Apple vs Android: Which is Really Better?

Even though BlackBerry is still (technically, barely) alive, and even though Windows has finally crossed into the mobile market with Windows 8, the fiercest battle on the phone front is still between two primary parties: Apple and Android.
So, what’s the big difference? Aren’t all smartphones basically the same thing?

Not exactly. While there are many similarities between the two, one main factor creates vastly different user experiences: one operating system is open-source, and the other is very much closed.
iPhone users: take a minute to try to change the default map program on your device.  Go ahead—I’ll wait.

 …It didn’t work, did it?

iOS, Apple’s operating system, has your phone locked down; there is very little that you can customize on your iPhone, including the apps that you put on it  (though there are more than plenty “approved” apps to choose from).
While this obviously prevents users from having certain freedoms, it also creates a fairly homogenous user experience and, by extension, an enormous support community.  If I have a problem with my iPhone, I can turn to any other iPhone user and ask for their advice.  Nine times out of ten they’ll know exactly what I’m talking about, and can solve my problem on the spot.

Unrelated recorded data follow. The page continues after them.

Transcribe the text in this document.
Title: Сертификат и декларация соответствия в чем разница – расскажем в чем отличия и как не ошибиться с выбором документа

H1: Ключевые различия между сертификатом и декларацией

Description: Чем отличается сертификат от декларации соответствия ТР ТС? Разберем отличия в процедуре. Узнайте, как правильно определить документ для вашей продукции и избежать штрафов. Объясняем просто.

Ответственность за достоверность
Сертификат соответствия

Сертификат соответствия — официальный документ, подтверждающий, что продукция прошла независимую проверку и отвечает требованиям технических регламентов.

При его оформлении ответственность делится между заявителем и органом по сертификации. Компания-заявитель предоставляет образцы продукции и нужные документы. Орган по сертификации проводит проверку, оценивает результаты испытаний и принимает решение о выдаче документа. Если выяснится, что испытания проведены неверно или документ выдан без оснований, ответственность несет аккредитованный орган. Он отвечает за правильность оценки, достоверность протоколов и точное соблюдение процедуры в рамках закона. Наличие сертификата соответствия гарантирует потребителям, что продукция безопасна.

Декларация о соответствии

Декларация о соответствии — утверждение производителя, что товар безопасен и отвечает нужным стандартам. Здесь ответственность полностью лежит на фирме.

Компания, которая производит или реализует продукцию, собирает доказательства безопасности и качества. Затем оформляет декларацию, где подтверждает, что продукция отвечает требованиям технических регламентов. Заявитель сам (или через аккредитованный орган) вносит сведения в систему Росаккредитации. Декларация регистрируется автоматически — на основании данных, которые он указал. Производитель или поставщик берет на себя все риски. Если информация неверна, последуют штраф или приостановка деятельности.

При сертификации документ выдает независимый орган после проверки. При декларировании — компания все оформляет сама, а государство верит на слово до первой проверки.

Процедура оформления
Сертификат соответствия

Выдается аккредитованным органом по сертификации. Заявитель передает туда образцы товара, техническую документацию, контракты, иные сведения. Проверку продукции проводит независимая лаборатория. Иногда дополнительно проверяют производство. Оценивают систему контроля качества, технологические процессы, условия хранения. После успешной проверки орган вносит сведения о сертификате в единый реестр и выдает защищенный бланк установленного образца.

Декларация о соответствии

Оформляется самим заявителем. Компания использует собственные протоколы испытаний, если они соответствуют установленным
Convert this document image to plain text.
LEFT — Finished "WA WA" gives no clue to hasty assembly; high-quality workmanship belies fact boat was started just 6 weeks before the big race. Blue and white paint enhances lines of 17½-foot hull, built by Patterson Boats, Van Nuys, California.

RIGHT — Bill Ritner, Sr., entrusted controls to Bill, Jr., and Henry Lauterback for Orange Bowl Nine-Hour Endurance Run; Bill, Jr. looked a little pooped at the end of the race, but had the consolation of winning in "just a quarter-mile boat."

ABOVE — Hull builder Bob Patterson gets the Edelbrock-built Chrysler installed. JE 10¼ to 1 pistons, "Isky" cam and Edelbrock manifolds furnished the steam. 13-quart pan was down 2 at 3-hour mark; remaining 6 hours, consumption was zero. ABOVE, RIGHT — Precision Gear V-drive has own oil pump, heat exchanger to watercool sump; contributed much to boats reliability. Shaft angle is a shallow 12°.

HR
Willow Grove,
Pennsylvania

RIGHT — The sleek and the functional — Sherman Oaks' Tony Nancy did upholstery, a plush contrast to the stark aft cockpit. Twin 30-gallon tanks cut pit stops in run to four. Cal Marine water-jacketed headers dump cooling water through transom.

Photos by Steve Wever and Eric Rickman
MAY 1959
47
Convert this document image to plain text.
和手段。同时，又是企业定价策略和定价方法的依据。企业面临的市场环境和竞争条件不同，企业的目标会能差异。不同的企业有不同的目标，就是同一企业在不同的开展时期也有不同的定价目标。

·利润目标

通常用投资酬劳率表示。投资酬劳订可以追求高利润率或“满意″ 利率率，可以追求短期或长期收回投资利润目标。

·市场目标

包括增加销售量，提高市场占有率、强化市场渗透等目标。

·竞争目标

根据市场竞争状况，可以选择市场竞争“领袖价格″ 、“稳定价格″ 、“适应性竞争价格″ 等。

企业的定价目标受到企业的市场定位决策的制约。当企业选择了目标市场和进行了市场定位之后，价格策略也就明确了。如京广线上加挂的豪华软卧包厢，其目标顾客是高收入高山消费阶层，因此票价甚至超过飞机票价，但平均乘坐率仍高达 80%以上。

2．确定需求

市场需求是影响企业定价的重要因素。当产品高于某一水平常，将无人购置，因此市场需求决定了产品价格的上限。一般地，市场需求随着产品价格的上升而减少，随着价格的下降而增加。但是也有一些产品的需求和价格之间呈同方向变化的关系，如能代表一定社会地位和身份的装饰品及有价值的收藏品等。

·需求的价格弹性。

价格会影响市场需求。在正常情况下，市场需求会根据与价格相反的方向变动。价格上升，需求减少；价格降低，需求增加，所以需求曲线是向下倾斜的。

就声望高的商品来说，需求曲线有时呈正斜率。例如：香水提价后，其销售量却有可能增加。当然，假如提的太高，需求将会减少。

Android users: take a look at another Android phone. Better yet, take a look at any software developer’s Android.

Does the interface look anything like yours?
Anyone who has the ability to create a mobile app can use and sell their app on Android’s operating system, no questions asked.  You could build an app all for yourself, and be the only person in the world with that particular capability on your phone.
These phones are highly customizable, and your user experience will largely depend upon personal preference.  This, in turn, means that it’s a bit more difficult to find support when you need it.  The open-source format also means no quality control, along with the risk of security issues.
The question of “which is better,” then, would be more appropriately phrased “which is better for you.” It all comes down to what you would feel most comfortable traversing—a clearly-defined path, or an open meadow.